Two young students - the privately educated Dan (Spencer Banks) and a comprehensive school pupil called Abbie (Adrienne Byrne), together take on a holiday job at an old Georgian-built house in Bristol, which has been preserved in its original state and is about to be opened to the public as a museum for paying visitors. The house had been formerly owned by the well-off Bristol family the Leadbetters in the late eighteen-hundreds, its patriarch having built his fortune from trading among the Country’s colonies. Abbie and Dan have to contend with the authoritarian strictures of the caretaker who has been placed in charge of the house (Jack Watson) while helping to catalogue the museum exhibits, which, to add some authenticity to the visiting experience, are arranged in exact recreations of the rooms of the house as they would have been in the 1770s, complete with life-sized dummies dressed in the clothing of the original family and their various servants and slaves.
But while examining a carved African drum in the Morning room, the artifact seems to begin to revolve, and a ghostly voice hoarsely chants the words ‘boy, boy, boy’. Dan and Abbie find themselves transported instantly through time, back to the year 1772, where they have now assumed the roles of a pretty visiting cousin (Abbie) and her lowly servant boy (Dan), dressed in the period costumes worn by two of the dummies in the museum exhibit. Here the two become involved in the affairs of a young African slave called Ngo (Brinsley Forde - who went on to become the lead singer of Aswad!), who they recognise from an old newspaper clipping which they’d previously seen in their own time. Abbie is determined to help Ngo to escape his slavedom and regain his freedom, while Dan reluctantly agrees to help. Meanwhile, with the various comings and goings to and from their own time and back again, the duo have to avoid the discovery of their strange secret by both their grumpy caretaker overseer in contemporary ’70s Bristol and the Georgian Leadbetter family - consisting of the amiable Mistress Anne (Constance Chapman), her flighty, self-centred daughter Ariadne (Janine Duvitski) and the iron-fisted Mr Leadbetter (Peter Schofield).
“The Georgian House” displays those typical low production values and stagy acting styles we now expect from this period's TV drama: it is shot entirely on video and the two young principle protagonists soon give away the ’70s origins of the production when toothy Spencer Banks turns up with a white suit and expansive hairstyle that makes him look like a lost member of The Osmonds, while Adrienne Byrne, although attempting what turns out to be a faltering ‘Bristolian’ accent, keeps slipping back into her RADA-acquired received pronunciation and gives every appearance of auditioning for a role as a presenter on that pre-school children’s television institute “Playschool”!
Making the necessary allowances for the primitive Colour Separation Overlay special effects and the broad acting styles of the period is worthwhile though, because the series uses the contrast between the periods to make some interesting dramatic points about both our own times and those of the past.
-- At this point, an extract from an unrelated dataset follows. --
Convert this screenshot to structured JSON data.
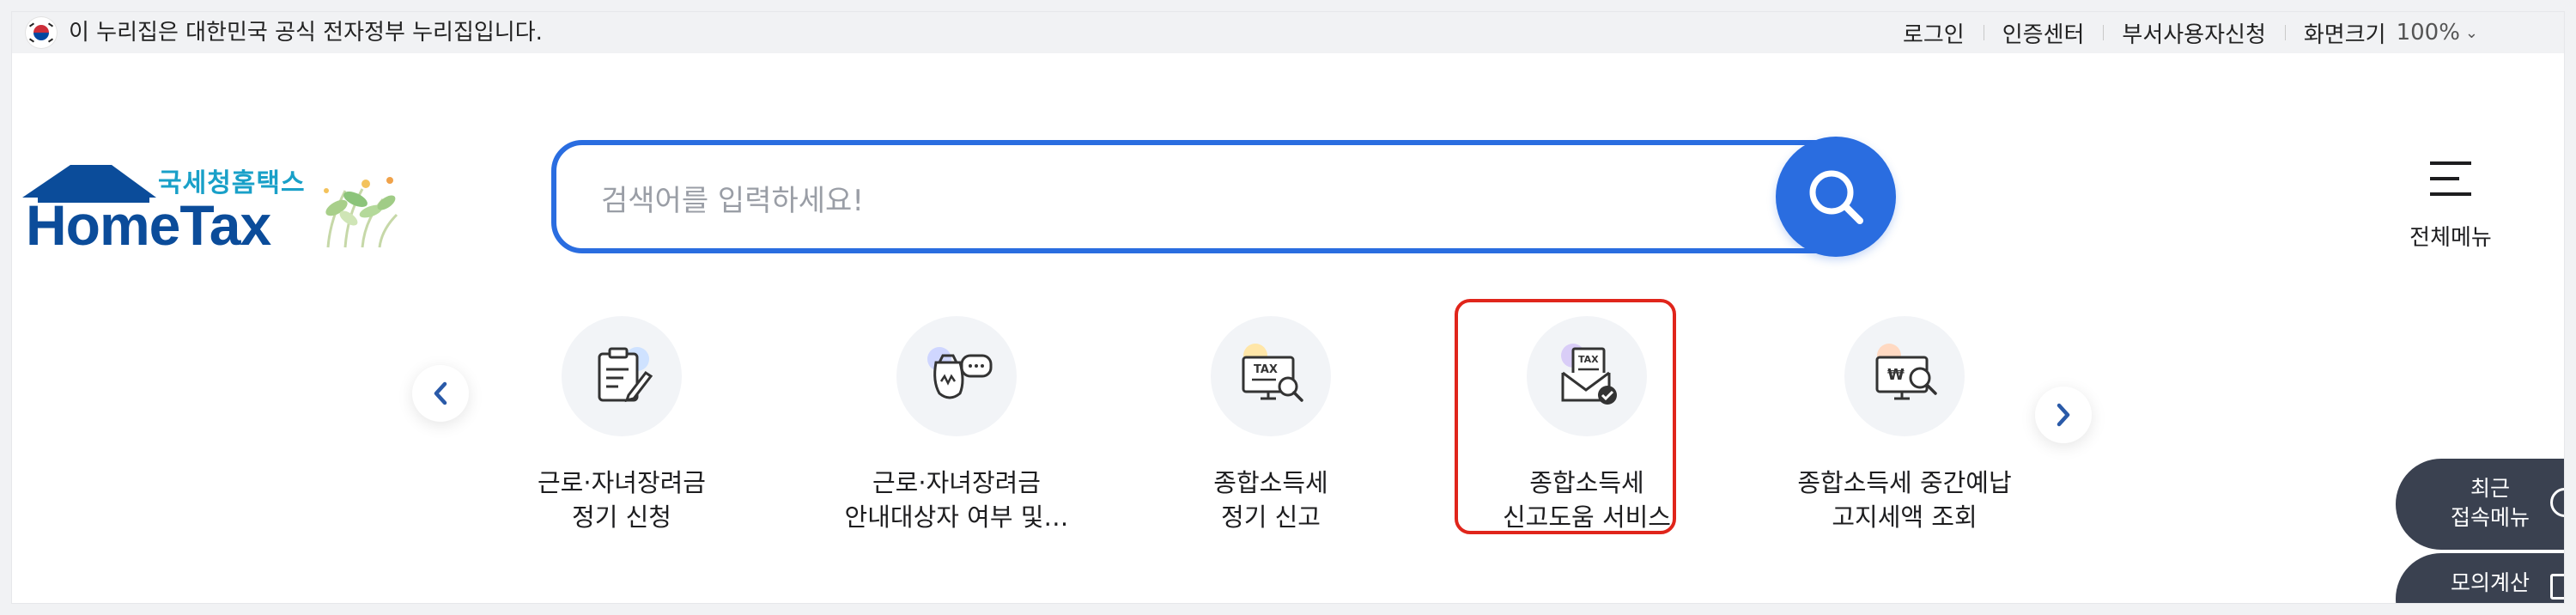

In one of the missing episodes, Ngo is transported to 1970s Britain and finds the position of many contemporary immigrants to be little better than they were in the past, despite there no longer being any official slavery in existence. Poverty and many violent attitudes towards his race still combine to make their lives miserable, even so. The story is dramatically quite gentle but often very illuminating, being based more around making educational and historical social points rather than providing the kind of thrills modern audiences would perhaps expect and demand nowadays. It’s a relatively quaint nostalgia piece in that regard, but retains a charm and a certain evocative atmosphere nonetheless.
Network present the series’ three remaining episodes on this more-cheaply-priced-than-usual standard DVD disc. The first and last episode are pretty good looking and derive from the original broadcast tapes. The third episode survives only via a private home video copy, and thus is of significantly poorer quality, with video artifacts, blurry image and various audio glitches. It’s still perfectly watchable though, and these episodes include just about enough of the plot for the main ideas and the story arc to be quite apparent to anyone who hasn't seen it before.